Fu Wei, Nijhoff Frank W
School of Mathematical Sciences and Shanghai Key Laboratory of Pure Mathematics and Mathematical Practice, East China Normal University, 500 Dongchuan Road, Shanghai 200241, People's Republic of China.
School of Mathematics, University of Leeds, Leeds LS2 9JT, UK.
Proc Math Phys Eng Sci. 2021 Jan;477(2245):20200717. doi: 10.1098/rspa.2020.0717. Epub 2021 Jan 20.

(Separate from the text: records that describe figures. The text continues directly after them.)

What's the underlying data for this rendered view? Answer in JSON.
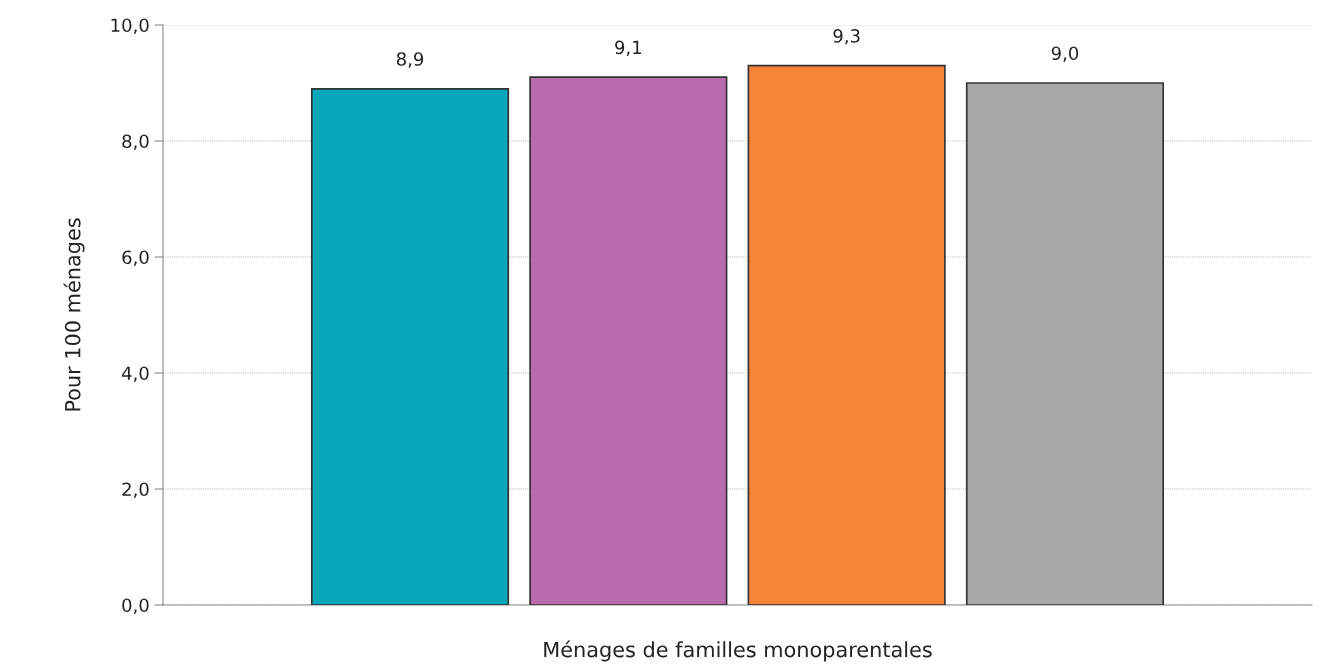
{
  "chart_data": {
    "type": "bar",
    "xlabel": "Ménages de familles monoparentales",
    "ylabel": "Pour 100 ménages",
    "categories": [
      null
    ],
    "series": [
      {
        "color": "#07a6b8",
        "values": [
          8.9
        ],
        "value_labels": [
          "8,9"
        ]
      },
      {
        "color": "#b96bad",
        "values": [
          9.1
        ],
        "value_labels": [
          "9,1"
        ]
      },
      {
        "color": "#f6853a",
        "values": [
          9.3
        ],
        "value_labels": [
          "9,3"
        ]
      },
      {
        "color": "#a9a9a9",
        "values": [
          9.0
        ],
        "value_labels": [
          "9,0"
        ]
      }
    ],
    "ylim": [
      0,
      10
    ],
    "yticks": [
      {
        "value": 0,
        "label": "0,0"
      },
      {
        "value": 2,
        "label": "2,0"
      },
      {
        "value": 4,
        "label": "4,0"
      },
      {
        "value": 6,
        "label": "6,0"
      },
      {
        "value": 8,
        "label": "8,0"
      },
      {
        "value": 10,
        "label": "10,0"
      }
    ],
    "grid": "y",
    "legend": false
  }
}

Based on the direct linearization framework of the discrete Kadomtsev-Petviashvili-type equations presented in the work of Fu & Nijhoff (Fu W, Nijhoff FW. 2017 Direct linearizing transform for three-dimensional discrete integrable systems: the lattice AKP, BKP and CKP equations. , 20160915 (doi:10.1098/rspa.2016.0915)), six novel non-autonomous differential-difference equations are established, including three in the AKP class, two in the BKP class and one in the CKP class. In particular, one in the BKP class and the one in the CKP class are both in (2 + 2)-dimensional form. All the six models are integrable in the sense of having the same linear integral equation representations as those of their associated discrete Kadomtsev-Petviashvili-type equations, which guarantees the existence of soliton-type solutions and the multi-dimensional consistency of these new equations from the viewpoint of the direct linearization.

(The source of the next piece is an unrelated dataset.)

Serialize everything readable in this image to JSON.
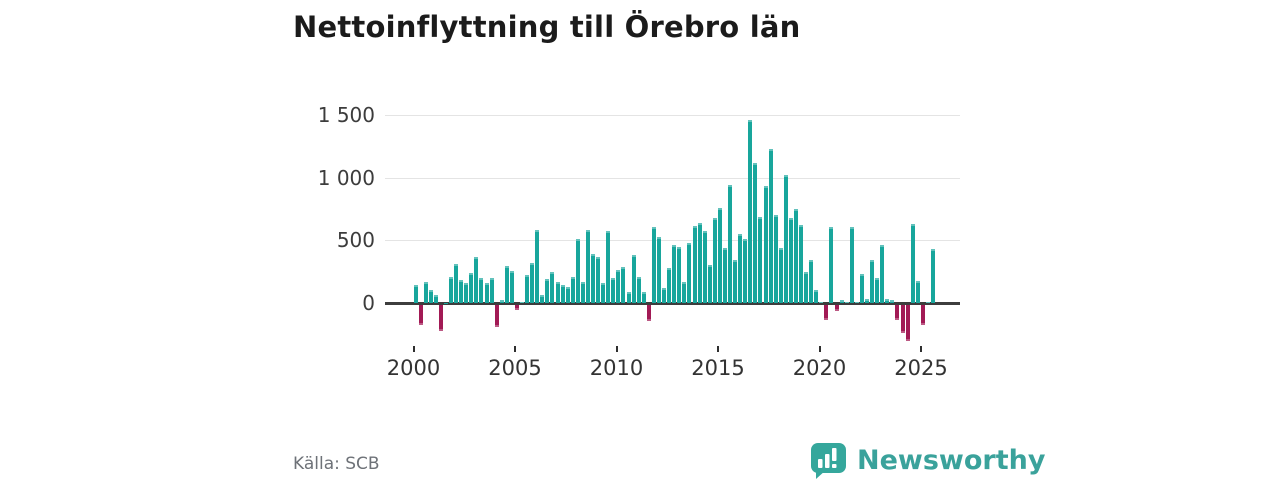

基于傅和尼霍夫(Fu W,Nijhoff FW. 2017三维离散可积系统的直接线性化变换:格点AKP、BKP和CKP方程。《皇家学会学报A》,20160915(doi:10.1098/rspa.2016.0915))工作中提出的离散Kadomtsev-Petviashvili型方程的直接线性化框架,建立了六个新的非自治微分-差分方程,其中包括AKP类中的三个、BKP类中的两个和CKP类中的一个。特别地,BKP类中的一个和CKP类中的一个均为(2 + 2)维形式。从直接线性化的角度来看,所有这六个模型在具有与其相关的离散Kadomtsev-Petviashvili型方程相同的线性积分方程表示的意义上是可积的,这保证了孤子型解的存在以及这些新方程的多维一致性。